We also did not take into account possible effects of off-target binding in the meninges spilling into the target regions. While a comparison at baseline showed statistically significant differences in meningeal SUVR between clinical groups in 18F-MK6240, with Aβ+ MCI/AD showing higher meningeal SUVR compared to the CU groups (supplementary Figure 2), there was no difference in their rate of change in any of the groups, and those were not statistically significantly different from 0 (supplementary Figure 3). This is consistent with a recent study reporting that the extracerebral uptake was stable over one year (23). Therefore, while 18F-MK6240 retention in the meninges might contribute to some of the differences observed at baseline, it was unlikely to contribute to the groups difference observed in our longitudinal analysis.

We also did not consider different reference regions for the two tracers. While some recent work has been looking at the best reference region for 18F-FTP to detect longitudinal changes (6, 11, 24), results using 18F-MK6240 are still limited (12) and require further evaluation. Therefore, we only selected a single reference region that has been frequently used in previous work for both tracers. However, future work in this area is warranted.

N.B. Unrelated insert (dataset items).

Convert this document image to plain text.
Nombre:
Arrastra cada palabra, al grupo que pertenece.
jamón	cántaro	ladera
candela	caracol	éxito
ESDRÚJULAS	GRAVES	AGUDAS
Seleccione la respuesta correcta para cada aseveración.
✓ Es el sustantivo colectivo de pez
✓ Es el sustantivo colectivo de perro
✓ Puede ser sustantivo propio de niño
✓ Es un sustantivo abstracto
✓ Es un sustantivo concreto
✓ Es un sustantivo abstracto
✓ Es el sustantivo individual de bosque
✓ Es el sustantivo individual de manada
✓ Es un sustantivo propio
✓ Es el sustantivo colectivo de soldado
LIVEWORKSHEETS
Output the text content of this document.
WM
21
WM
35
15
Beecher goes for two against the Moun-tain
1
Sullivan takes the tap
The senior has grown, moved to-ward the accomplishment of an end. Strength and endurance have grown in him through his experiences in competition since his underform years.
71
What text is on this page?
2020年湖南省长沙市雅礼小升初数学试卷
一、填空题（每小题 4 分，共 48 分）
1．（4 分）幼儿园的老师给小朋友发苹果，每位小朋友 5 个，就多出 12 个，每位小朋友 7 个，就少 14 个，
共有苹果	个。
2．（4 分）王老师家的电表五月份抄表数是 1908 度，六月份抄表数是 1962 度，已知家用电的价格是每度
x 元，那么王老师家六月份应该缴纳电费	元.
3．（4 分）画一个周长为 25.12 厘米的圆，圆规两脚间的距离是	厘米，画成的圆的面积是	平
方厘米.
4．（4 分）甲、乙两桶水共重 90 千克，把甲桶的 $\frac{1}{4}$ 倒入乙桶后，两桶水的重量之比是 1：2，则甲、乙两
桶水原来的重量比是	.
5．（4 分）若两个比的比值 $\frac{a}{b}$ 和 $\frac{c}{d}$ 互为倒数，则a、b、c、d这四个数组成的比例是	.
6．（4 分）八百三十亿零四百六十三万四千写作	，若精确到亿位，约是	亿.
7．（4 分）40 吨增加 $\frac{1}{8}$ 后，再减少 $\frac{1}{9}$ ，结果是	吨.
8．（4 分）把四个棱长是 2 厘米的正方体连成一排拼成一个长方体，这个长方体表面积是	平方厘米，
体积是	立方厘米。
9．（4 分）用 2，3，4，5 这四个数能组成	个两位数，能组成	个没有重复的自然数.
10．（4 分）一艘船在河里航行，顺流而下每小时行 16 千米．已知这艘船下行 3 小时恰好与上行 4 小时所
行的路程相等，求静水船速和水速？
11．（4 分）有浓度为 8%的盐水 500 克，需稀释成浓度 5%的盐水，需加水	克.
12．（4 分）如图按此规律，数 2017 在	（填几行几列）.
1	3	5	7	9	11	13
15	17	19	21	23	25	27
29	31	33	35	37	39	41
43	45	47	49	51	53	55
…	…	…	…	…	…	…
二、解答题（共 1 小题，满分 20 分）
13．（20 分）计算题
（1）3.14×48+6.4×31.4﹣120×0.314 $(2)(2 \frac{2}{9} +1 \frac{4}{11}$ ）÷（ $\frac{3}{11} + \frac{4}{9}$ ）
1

Lastly, we did not include partial volume correction (PVC). However, since both tracers were quantified the same way, we do not expect PVC to change the overall conclusions.

Conclusions

We have proposed a framework to match two Tau tracers acquired in two independent studies. The cross-sectional and longitudinal analysis revealed that 18F-MK6240 might be better suited to detect early Tau accumulation and be a better tracer to be used in preclinical trials. While our framework tried to minimise difference between the two populations, head-to-head longitudinal comparison will be required to confirm these results.